Efficacy and Safety of Romiplostim in Patients with Aplastic Anemia Refractory to Immunosuppressive Therapy: 1-Year Interim Analysis of Phase 2 Clinical Trial

Objectives: Romiplostim (RMP) is a thrombopoietin mimetic protein that increases platelet production. RMP has already been approved in numerous countries for treatment of immune thrombocytopenia. However, the efficacy of RMP in aplastic anemia (AA) is still unclear. Therefore, we conducted this study to determine an optimal initial dose of RMP for the treatment of patients with AA refractory to immunosuppressive therapy (IST). We also evaluated the efficacy and safety of a 52-week treatment.

Methods: This study was a multicenter, randomized, open-label, parallel, comparative, dose-finding study in South Korea (NCT02094417). The subjects enrolled were patients with AA refractory to prior IST. The eligible patients were randomized to four treatment groups (1, 3, 6, or 10 μg/kg), and subcutaneously administered RMP once weekly for 8 weeks. After the 8-week treatment, the dose of RMP was adjusted from 1 to 20 μg/kg to maintain their platelet response. Patients who did not achieve a platelet response after the 8-week treatment with 20 μg/kg were withdrawn from the study. Platelet response was defined as 1) absolute increase of ≥20×10⁹/L above baseline or 2) increase ≥10×10⁹/L and by at least 100% from baseline. The bone marrow and cytogenetic analysis were performed prior to enrollment and every 6 months after treatment. The planned data collection was suspended after treatment week 52 in the middle of the trial. Total treatment period is 156 weeks (3 years).

Results: A total of 35 subjects were randomized into one of four treatment groups. The platelet count, hemoglobin concentration and absolute neutrophil count at baseline were similar between all treatment groups. The median age and time since last therapy with anti-thymocyte globlin (ATG) were 49 (28-76) years and 92 (7-267) months, respectively. Thirty-three patients completed the initial 8-week treatment while 18 completed the 52-week treatment. The primary endpoint, which was the platelet response rate after 8 weeks was 0% (0/7 subjects), 0% (0/7 subjects), 33.3% (3/9 subjects) and 70.0% (7/10 subjects) at 1, 3, 6 and 10 µg/kg, respectively, and it was dose-dependent.
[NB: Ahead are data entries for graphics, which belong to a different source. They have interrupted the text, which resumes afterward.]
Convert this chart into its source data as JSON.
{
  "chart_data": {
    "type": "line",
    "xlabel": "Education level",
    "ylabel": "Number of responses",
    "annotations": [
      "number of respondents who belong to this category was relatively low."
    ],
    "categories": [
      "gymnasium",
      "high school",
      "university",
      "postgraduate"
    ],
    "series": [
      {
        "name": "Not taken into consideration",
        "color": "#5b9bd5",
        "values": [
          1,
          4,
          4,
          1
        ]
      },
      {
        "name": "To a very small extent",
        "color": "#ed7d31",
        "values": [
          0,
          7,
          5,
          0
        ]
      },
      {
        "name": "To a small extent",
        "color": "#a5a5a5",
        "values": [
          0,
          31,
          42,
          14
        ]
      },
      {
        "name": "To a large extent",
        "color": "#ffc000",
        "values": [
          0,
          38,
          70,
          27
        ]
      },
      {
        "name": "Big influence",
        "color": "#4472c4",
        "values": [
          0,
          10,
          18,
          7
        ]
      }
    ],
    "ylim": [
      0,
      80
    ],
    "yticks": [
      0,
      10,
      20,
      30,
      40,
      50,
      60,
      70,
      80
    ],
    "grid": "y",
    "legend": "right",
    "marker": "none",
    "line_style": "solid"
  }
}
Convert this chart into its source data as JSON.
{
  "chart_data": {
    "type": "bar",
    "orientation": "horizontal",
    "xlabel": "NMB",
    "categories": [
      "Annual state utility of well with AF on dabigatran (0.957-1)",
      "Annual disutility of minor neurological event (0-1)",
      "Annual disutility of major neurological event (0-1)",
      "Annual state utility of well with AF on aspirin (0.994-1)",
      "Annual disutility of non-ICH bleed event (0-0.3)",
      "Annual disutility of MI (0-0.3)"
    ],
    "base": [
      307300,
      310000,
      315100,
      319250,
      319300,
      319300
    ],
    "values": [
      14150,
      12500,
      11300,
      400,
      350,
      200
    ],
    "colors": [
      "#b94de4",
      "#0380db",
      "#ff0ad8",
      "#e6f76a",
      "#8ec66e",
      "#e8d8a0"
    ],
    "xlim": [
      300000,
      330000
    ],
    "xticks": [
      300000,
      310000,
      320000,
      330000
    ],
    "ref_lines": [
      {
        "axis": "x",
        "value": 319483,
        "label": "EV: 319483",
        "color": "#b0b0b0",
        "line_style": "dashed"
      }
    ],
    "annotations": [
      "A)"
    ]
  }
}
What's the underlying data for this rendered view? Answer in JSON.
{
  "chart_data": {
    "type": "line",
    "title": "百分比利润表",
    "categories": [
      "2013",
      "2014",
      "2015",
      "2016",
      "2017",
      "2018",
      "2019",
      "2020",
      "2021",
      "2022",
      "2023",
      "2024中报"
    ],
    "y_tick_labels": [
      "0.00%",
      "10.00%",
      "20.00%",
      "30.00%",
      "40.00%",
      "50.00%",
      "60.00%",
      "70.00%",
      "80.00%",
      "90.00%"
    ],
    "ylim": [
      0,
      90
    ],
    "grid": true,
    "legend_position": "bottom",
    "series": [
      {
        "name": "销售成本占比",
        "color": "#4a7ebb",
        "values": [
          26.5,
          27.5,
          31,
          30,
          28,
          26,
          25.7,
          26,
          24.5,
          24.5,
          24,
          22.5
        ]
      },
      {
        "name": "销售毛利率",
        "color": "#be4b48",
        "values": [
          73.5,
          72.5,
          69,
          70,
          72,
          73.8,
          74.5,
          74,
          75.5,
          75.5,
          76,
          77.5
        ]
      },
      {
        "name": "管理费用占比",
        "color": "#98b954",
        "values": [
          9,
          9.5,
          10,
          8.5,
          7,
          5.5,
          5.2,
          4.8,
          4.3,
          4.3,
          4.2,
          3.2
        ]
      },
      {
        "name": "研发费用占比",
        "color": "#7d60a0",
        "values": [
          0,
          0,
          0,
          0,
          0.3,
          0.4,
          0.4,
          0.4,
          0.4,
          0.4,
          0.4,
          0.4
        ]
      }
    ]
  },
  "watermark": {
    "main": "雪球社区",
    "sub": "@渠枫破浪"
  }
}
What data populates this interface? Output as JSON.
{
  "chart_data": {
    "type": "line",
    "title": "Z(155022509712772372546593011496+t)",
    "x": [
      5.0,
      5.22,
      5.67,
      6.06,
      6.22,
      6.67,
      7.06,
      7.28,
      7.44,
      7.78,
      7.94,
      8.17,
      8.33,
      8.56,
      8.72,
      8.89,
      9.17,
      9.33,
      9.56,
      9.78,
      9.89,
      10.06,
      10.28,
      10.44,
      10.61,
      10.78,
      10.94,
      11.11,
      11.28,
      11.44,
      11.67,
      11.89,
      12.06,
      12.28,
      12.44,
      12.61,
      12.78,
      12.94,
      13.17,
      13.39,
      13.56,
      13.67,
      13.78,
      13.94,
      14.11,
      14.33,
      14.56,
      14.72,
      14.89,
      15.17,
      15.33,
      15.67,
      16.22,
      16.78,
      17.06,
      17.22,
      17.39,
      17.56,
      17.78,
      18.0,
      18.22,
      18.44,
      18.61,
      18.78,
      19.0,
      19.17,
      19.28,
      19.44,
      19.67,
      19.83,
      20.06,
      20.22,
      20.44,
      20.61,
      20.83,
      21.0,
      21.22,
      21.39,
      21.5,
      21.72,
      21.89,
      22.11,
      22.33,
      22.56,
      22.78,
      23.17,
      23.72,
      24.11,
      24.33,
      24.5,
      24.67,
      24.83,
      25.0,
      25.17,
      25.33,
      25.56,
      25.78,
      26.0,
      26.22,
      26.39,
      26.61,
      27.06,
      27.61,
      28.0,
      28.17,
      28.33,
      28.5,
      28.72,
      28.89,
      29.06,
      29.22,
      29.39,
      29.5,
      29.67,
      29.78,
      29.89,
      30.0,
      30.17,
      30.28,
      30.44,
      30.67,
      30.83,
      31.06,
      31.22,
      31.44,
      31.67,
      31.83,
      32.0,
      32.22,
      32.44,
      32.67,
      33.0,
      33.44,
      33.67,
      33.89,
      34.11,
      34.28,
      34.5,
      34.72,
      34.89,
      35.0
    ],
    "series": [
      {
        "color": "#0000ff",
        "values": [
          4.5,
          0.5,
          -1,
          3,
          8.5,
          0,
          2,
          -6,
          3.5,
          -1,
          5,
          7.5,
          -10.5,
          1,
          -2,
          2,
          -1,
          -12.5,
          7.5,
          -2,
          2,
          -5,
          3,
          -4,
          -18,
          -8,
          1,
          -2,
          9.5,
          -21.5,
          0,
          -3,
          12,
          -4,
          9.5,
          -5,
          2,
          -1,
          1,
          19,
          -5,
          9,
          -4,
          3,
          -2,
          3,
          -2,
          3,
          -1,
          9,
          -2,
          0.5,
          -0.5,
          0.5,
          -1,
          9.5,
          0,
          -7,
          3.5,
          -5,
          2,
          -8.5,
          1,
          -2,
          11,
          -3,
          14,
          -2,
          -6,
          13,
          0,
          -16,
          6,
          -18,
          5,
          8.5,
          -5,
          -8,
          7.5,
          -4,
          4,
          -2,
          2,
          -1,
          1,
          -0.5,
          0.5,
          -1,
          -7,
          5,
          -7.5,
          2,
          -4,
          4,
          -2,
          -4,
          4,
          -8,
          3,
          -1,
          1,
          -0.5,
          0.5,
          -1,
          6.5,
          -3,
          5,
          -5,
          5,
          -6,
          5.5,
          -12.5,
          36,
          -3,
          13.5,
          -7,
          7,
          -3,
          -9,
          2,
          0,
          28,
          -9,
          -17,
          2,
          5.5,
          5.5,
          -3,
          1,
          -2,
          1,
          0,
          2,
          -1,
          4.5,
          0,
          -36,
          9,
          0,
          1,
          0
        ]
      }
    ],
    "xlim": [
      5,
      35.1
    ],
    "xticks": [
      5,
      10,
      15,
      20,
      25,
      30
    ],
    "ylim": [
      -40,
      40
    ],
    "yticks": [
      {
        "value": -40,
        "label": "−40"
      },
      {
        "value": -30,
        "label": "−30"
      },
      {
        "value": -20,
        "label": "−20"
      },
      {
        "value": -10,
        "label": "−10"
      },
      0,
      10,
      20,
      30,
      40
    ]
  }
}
By treatment week 8, the platelet, erythroid and neutrophil responses to 10 µg/kg at any time were 100.0% (10/10 subjects), 30.0% (3/10 subjects), and 60.0% (6/10 subjects), respectively. The bi-lineage responses at 10 µg/kg were the highest among all treatment groups.

By treatment week 52, 33.3% (11/33 subjects) achieved the tri-lineage response at least once, and 45.5% (15/33 subjects) went off their platelet transfusion at least once.

No dose-dependent adverse events (AEs) or dose-dependent drug-related AEs occurred during the 52-week treatment. Common AEs were upper respiratory tract infection, fatigue, transfusion reaction, myalgia, and dyspepsia. None of the patients developed clonal evolution or cytogenetic abnormalities. Finally, no neutralizing antibody was detected in any patient during the 52-week treatment.

Conclusion: These results demonstrate that RMP was effective and safe for patients with AA that was refractory to IST by 1 year. Based on the efficacy and safety results of the initial 8-week treatment, we recommend 10 μg/kg as an optimal initial dose for AA. Further clinical studies of RMP to confirm its efficacy in patients with AA are currently ongoing (NCT02773290).